Can You Catch Up?: Impossible; he’s written more than two dozen novels and a clutch of nonfiction books. Diving into his dodgier shorter works won’t give you a very good snapshot of his career, though slim books like The Dying Animal and Everyman are minor masterpieces. To get the full effect of his aging-horndog-tormented-Jew-knowing-and-black-humored-observer-of-America’s-ongoing-intellectual-and-social-collapse M.O., direct your attention to fuller novels like American Pastoral (soon to be a major motion picture) or Sabbath’s Theater.
Bluffing-at-Parties Line: “Whatever. They’re all about Philip Roth’s penis anyway.”
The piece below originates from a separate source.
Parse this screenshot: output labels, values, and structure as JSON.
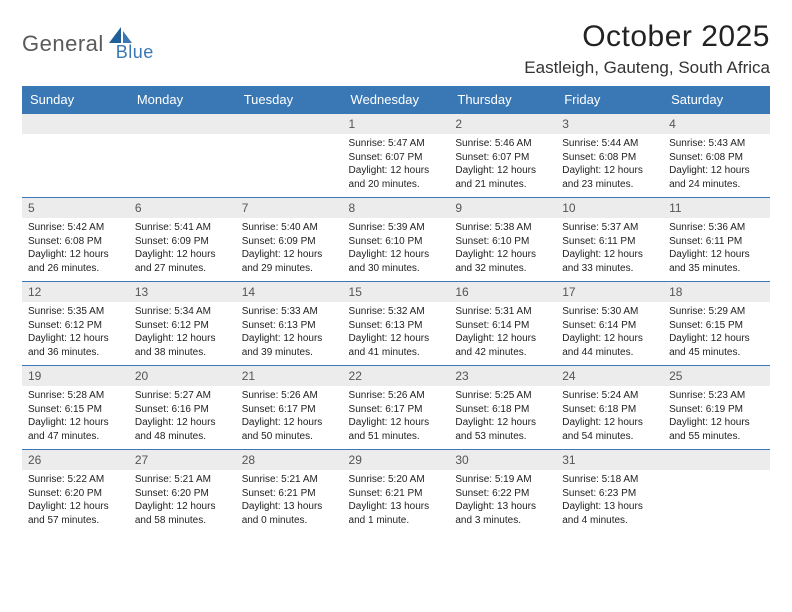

Prestige Factor: America’s preeminent biographer has spent nearly four decades working on the life of Lyndon Baines Johnson; only now, with this year’s publication of the fourth volume, The Passage of Power, has LBJ ascended to the presidency. The book’s arrival has inspired a host of profiles that a) showcase the dogged devotion he brings to his work and b) give him a soft-focus, Mad Men-ish aura. Did you know he puts on a suit and tie and goes to an office every morning, even though he works for himself? And that he still uses an old-school typewriter? And tacks outlines on corkboards? When our grandchildren ask us how people survived without the Internet, we’ll show them Robert Caro profiles.
Can You Catch Up?: Unlikely. The corpus of the LBJ project so far runs to approximately 3,500 pages. The Power Broker, the biography of urban planner Robert Moses he wrote before pursing the LBJ project, is more than 1,300 pages in itself, and that’s not counting the 350,000 words that his editor insisted he cut out of it.
Bluffing-at-Parties Line: “No, but I’m all caught up on his tweets.”
Prestige Factor: In the eyes of many, America’s finest living novelist, and perhaps the only writer on religion whom hardcore atheists can read without exploding with rage. Her three unaffected but emotionally dense novels—-Housekeeping, Gilead, and Home—-are essential books about faith, the heartland, and family that are free of the filmy goo of politicized verities that have stuck to those words in the past three decades.
Can You Catch Up?: Yes, but it’s harder than it looks. Those three novels will defy being sped through, and completists will also want to find her new collection of essays, When I Was a Child I Read Books. (Excerpts from many of its pieces are online.)
Bluffing-at-Parties Line: Look, would it kill you to quit bluffing at parties and actually read a book for once?